PCP denuncia «golpe de poder» de Carlos Moedas

O PCP acusa o presidente da Câmara Municipal de Lisboa (CML), Carlos Moedas, de impor um «ataque severo à democraticidade» ao aprovar um novo regimento e delegar amplos poderes em si próprio, com apoio de PSD, CDS, IL e Chega, limitando o escrutínio da oposição.

Desrespeito pela vontade expressa no recente sufrágio

Segundo o vereador do PCP, João Ferreira, «esta deliberação afasta da CML a discussão e votação de matérias fulcrais para a vida da cidade», em áreas que vão da gestão orçamental ao urbanismo, passando pela alienação de património, transportes, educação, saúde, acção social, cultura, entre outras.

João Ferreira apresentou uma proposta alternativa, rejeitada por PSD, CDS, IL e Chega, que visava assegurar a continuidade e o reforço da democraticidade do órgão, bem como a sua capacidade de escrutínio e decisão nas referidas áreas, mantendo os termos essenciais das delegações de competências vigentes em anteriores mandatos, com algumas adaptações.

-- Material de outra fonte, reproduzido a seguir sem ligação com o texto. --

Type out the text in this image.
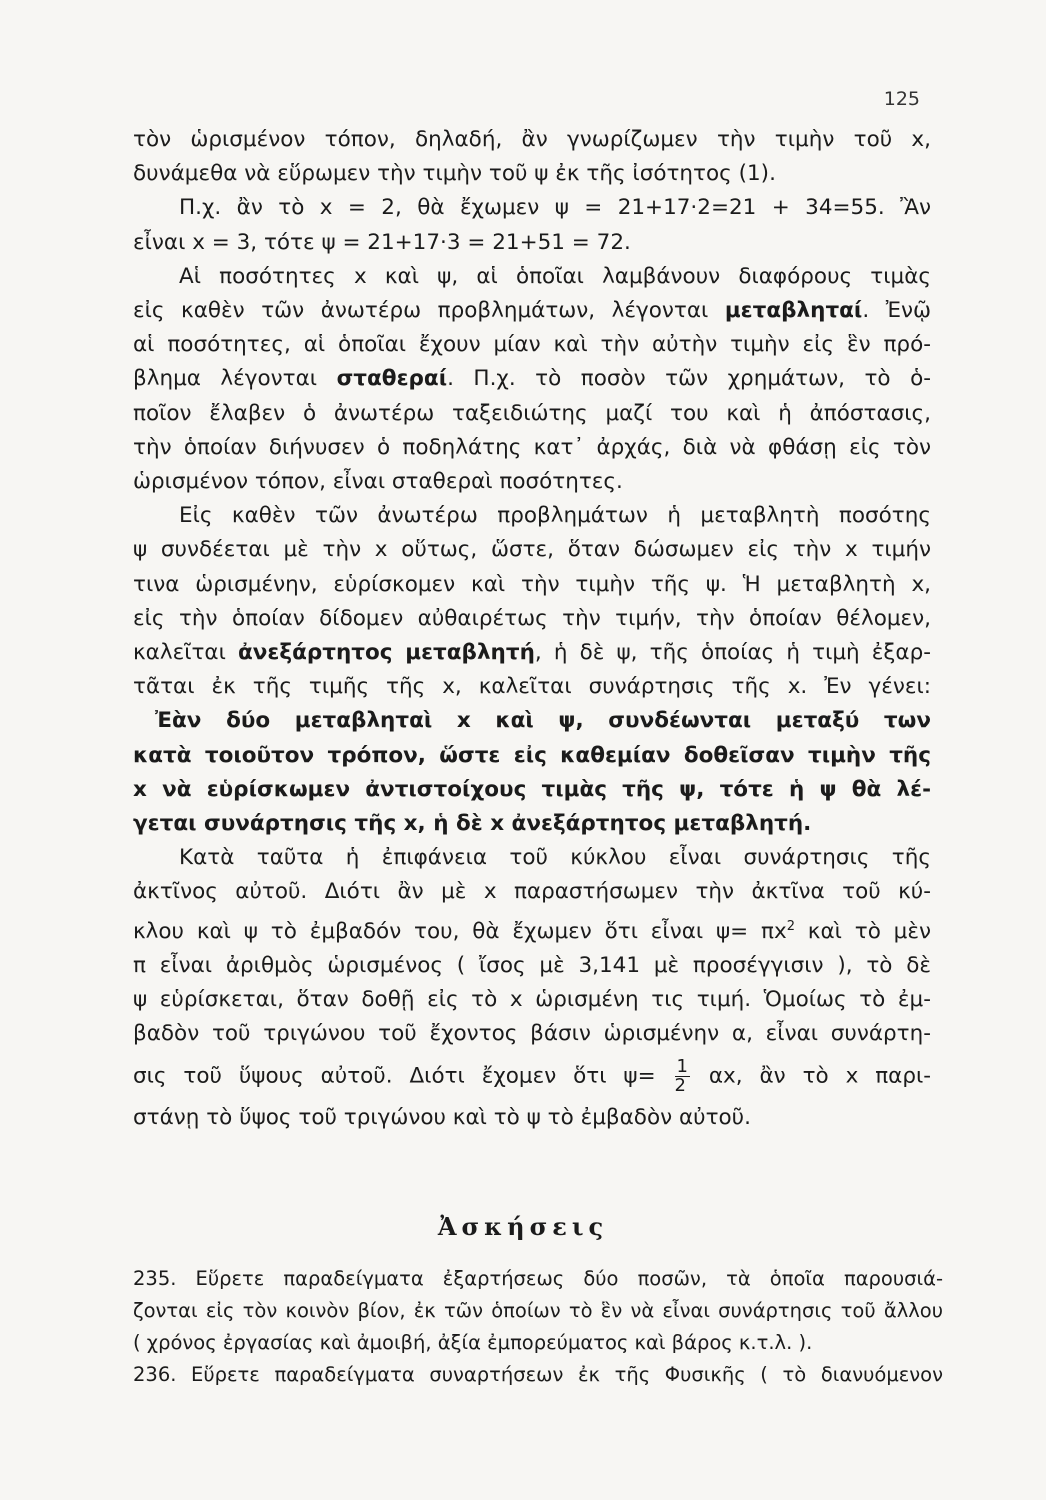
125
τὸν ὡρισμένον τόπον, δηλαδή, ἂν γνωρίζωμεν τὴν τιμὴν τοῦ x,
δυνάμεθα νὰ εὕρωμεν τὴν τιμὴν τοῦ ψ ἐκ τῆς ἰσότητος (1).
Π.χ. ἂν τὸ x = 2, θὰ ἔχωμεν ψ = 21+17·2=21 + 34=55. Ἂν
εἶναι x = 3, τότε ψ = 21+17·3 = 21+51 = 72.
Αἱ ποσότητες x καὶ ψ, αἱ ὁποῖαι λαμβάνουν διαφόρους τιμὰς
εἰς καθὲν τῶν ἀνωτέρω προβλημάτων, λέγονται μεταβληταί. Ἐνῷ
αἱ ποσότητες, αἱ ὁποῖαι ἔχουν μίαν καὶ τὴν αὐτὴν τιμὴν εἰς ἓν πρό-
βλημα λέγονται σταθεραί. Π.χ. τὸ ποσὸν τῶν χρημάτων, τὸ ὁ-
ποῖον ἔλαβεν ὁ ἀνωτέρω ταξειδιώτης μαζί του καὶ ἡ ἀπόστασις,
τὴν ὁποίαν διήνυσεν ὁ ποδηλάτης κατ᾿ ἀρχάς, διὰ νὰ φθάσῃ εἰς τὸν
ὡρισμένον τόπον, εἶναι σταθεραὶ ποσότητες.
Εἰς καθὲν τῶν ἀνωτέρω προβλημάτων ἡ μεταβλητὴ ποσότης
ψ συνδέεται μὲ τὴν x οὕτως, ὥστε, ὅταν δώσωμεν εἰς τὴν x τιμήν
τινα ὡρισμένην, εὑρίσκομεν καὶ τὴν τιμὴν τῆς ψ. Ἡ μεταβλητὴ x,
εἰς τὴν ὁποίαν δίδομεν αὐθαιρέτως τὴν τιμήν, τὴν ὁποίαν θέλομεν,
καλεῖται ἀνεξάρτητος μεταβλητή, ἡ δὲ ψ, τῆς ὁποίας ἡ τιμὴ ἐξαρ-
τᾶται ἐκ τῆς τιμῆς τῆς x, καλεῖται συνάρτησις τῆς x. Ἐν γένει:
Ἐὰν δύο μεταβληταὶ x καὶ ψ, συνδέωνται μεταξύ των
κατὰ τοιοῦτον τρόπον, ὥστε εἰς καθεμίαν δοθεῖσαν τιμὴν τῆς
x νὰ εὑρίσκωμεν ἀντιστοίχους τιμὰς τῆς ψ, τότε ἡ ψ θὰ λέ-
γεται συνάρτησις τῆς x, ἡ δὲ x ἀνεξάρτητος μεταβλητή.
Κατὰ ταῦτα ἡ ἐπιφάνεια τοῦ κύκλου εἶναι συνάρτησις τῆς
ἀκτῖνος αὐτοῦ. Διότι ἂν μὲ x παραστήσωμεν τὴν ἀκτῖνα τοῦ κύ-
κλου καὶ ψ τὸ ἐμβαδόν του, θὰ ἔχωμεν ὅτι εἶναι $\psi= \pi x^2$ καὶ τὸ μὲν
π εἶναι ἀριθμὸς ὡρισμένος ( ἴσος μὲ 3,141 μὲ προσέγγισιν ), τὸ δὲ
ψ εὑρίσκεται, ὅταν δοθῇ εἰς τὸ x ὡρισμένη τις τιμή. Ὁμοίως τὸ ἐμ-
βαδὸν τοῦ τριγώνου τοῦ ἔχοντος βάσιν ὡρισμένην α, εἶναι συνάρτη-
σις τοῦ ὕψους αὐτοῦ. Διότι ἔχομεν ὅτι $\psi= \frac{1}{2} \alpha x$, ἂν τὸ x παρι-
στάνῃ τὸ ὕψος τοῦ τριγώνου καὶ τὸ ψ τὸ ἐμβαδὸν αὐτοῦ.
Ἀσκήσεις
235. Εὕρετε παραδείγματα ἐξαρτήσεως δύο ποσῶν, τὰ ὁποῖα παρουσιά-
ζονται εἰς τὸν κοινὸν βίον, ἐκ τῶν ὁποίων τὸ ἓν νὰ εἶναι συνάρτησις τοῦ ἄλλου
( χρόνος ἐργασίας καὶ ἀμοιβή, ἀξία ἐμπορεύματος καὶ βάρος κ.τ.λ. ).
236. Εὕρετε παραδείγματα συναρτήσεων ἐκ τῆς Φυσικῆς ( τὸ διανυόμενον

Com a proposta do PCP, manter-se-ia na Câmara Municipal a competência de decidir sobre aspectos como alterações orçamentais; alienação de património, particularmente de imóveis com possível uso habitacional; licenciamento de operações urbanísticas de impacte relevante e ou semelhante a uma operação de loteamento e limitações à emissão de deferimento de Pedidos de Informação Prévia; fixação de contingentes no sector do Táxi; gestão das refeições escolares; medidas de acção social escolar; transportes escolares; actividades de apoio à família no 1.º ciclo do ensino básico e pré-escolar; competências em matéria de habitação, estacionamento, saúde, cultura, entre outras, decorrentes do processo de transferência de competências para os municípios, «competências sobre as quais o presidente passa [agora] a poder decidir sozinho».

O chumbo da proposta do PCP e a opção do Chega de aprovar a delegação de competências proposta por Carlos Moedas configuram um desrespeito pela vontade expressa no recente sufrágio, que não atribuiu maioria absoluta a nenhuma força política.

Caiu, assim, a máscara às forças políticas em questão. Da parte do PCP, garantiu, haverá empenhado escrutínio, denúncia e intervenção, para assegurar a democraticidade e o acerto das decisões a tomar, no interesse da cidade de Lisboa e de todos quantos nela vivem e trabalham.

Pátio da Quintinha
Na passada semana, a CML aprovou por unanimidade uma proposta extra-agenda apresentada pelo vereador João Ferreira para que o município proceda à avaliação das vantagens e da oportunidade de exercer o direito de preferência na venda do imóvel do Pátio da Quintinha, actualmente em processo executivo.

Segundo o PCP, o processo de venda deste imóvel coloca em risco cerca de uma centena de moradores, ameaçados de perda do direito à habitação e ao lugar.